Continuing deterioration of Tehran’s relations with the West means that use of such schemes will likely increase, as will its reliance on China.
The Financial Action Task Force, an international anti-money laundering watchdog, accused Iran of failing to counter “terrorist financing risks” and reimposed countermeasures that effectively blacklist the country earlier this year.
Hong Kong is a popular jurisdiction for sanctions evasion schemes – particularly those involving North Korea – due to the city’s liberal company registration laws, abundance of formation agents, access to global banking, and proximity to China.
"For a sanctions evasion scheme that involves a foreign government, an offshore financial center is ideal for company formation,’’ said Ross S. Delston, a U.S.-based expert on anti-money laundering. “Very few questions would be asked, and no specific requirements for company registries to conduct due diligence on beneficial ownership.
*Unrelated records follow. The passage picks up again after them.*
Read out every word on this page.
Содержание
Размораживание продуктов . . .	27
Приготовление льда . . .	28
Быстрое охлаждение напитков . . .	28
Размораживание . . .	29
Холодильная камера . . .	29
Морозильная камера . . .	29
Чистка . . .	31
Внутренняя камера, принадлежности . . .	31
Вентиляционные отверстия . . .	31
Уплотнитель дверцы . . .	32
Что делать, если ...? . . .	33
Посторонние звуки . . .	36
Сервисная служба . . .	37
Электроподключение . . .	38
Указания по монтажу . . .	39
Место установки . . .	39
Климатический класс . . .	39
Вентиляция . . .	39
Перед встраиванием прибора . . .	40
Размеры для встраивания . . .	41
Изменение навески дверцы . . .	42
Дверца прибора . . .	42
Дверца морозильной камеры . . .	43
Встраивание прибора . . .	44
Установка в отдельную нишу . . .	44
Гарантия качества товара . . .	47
Additional shell companies can be used to obscure the origins or the source of the oil or other commodities even further.”
The most prominent Iranian sanctions case to date involves Skycom Tech Co Ltd, a Hong Kong shell company owned by a Mauritius-based proxy.
U.S. authorities allege Skycom was used by Huawei Technologies’ chief financial officer, Meng Wanzhou, to hide business dealings with Iran between 2009 and 2014. Meng’s 2018 arrest in Canada at the behest of the U.S. remains a major flashpoint and ongoing source of tension between the U.S., Canada and China.
Hong Kong’s Lippo Centre, in addition to having once housed the Iranian consulate, was also the registered address for 16 front companies blacklisted by the U.S. in 2011 for evading sanctions through Iran-related shipping activities.
Hong Kong is also a regional hub for Melli Bank PLC, a London-based subsidiary of Bank Melli Iran, which was forced to close from 2008 to 2017 due to sanctions.
But it is the city’s broader access to the full scope of global banking institutions – especially HSBC and Standard Chartered Bank – that proved crucial to enabling the scale of activity at HMEA. The banks are technically headquartered in London, but generate the majority of revenue and profits in Asia, with Hong Kong as a major hub.
In August 2012, Standard Chartered bank was accused by U.S. authorities of hiding $250 billion in illegal transactions tied to Iran — a figure that would not have included most of HMEA’s transactions at the bank.
According to former U.S. Attorney Jessie Liu, shell companies, often with obscure shareholders or purposes of business, played a major role in many of these transactions. Moreover, the scale of compliance programs that would be required for global banks, and their enforcement at the local branch level, makes it difficult to eradicate such practices.
None of the banks responded to requests for comment.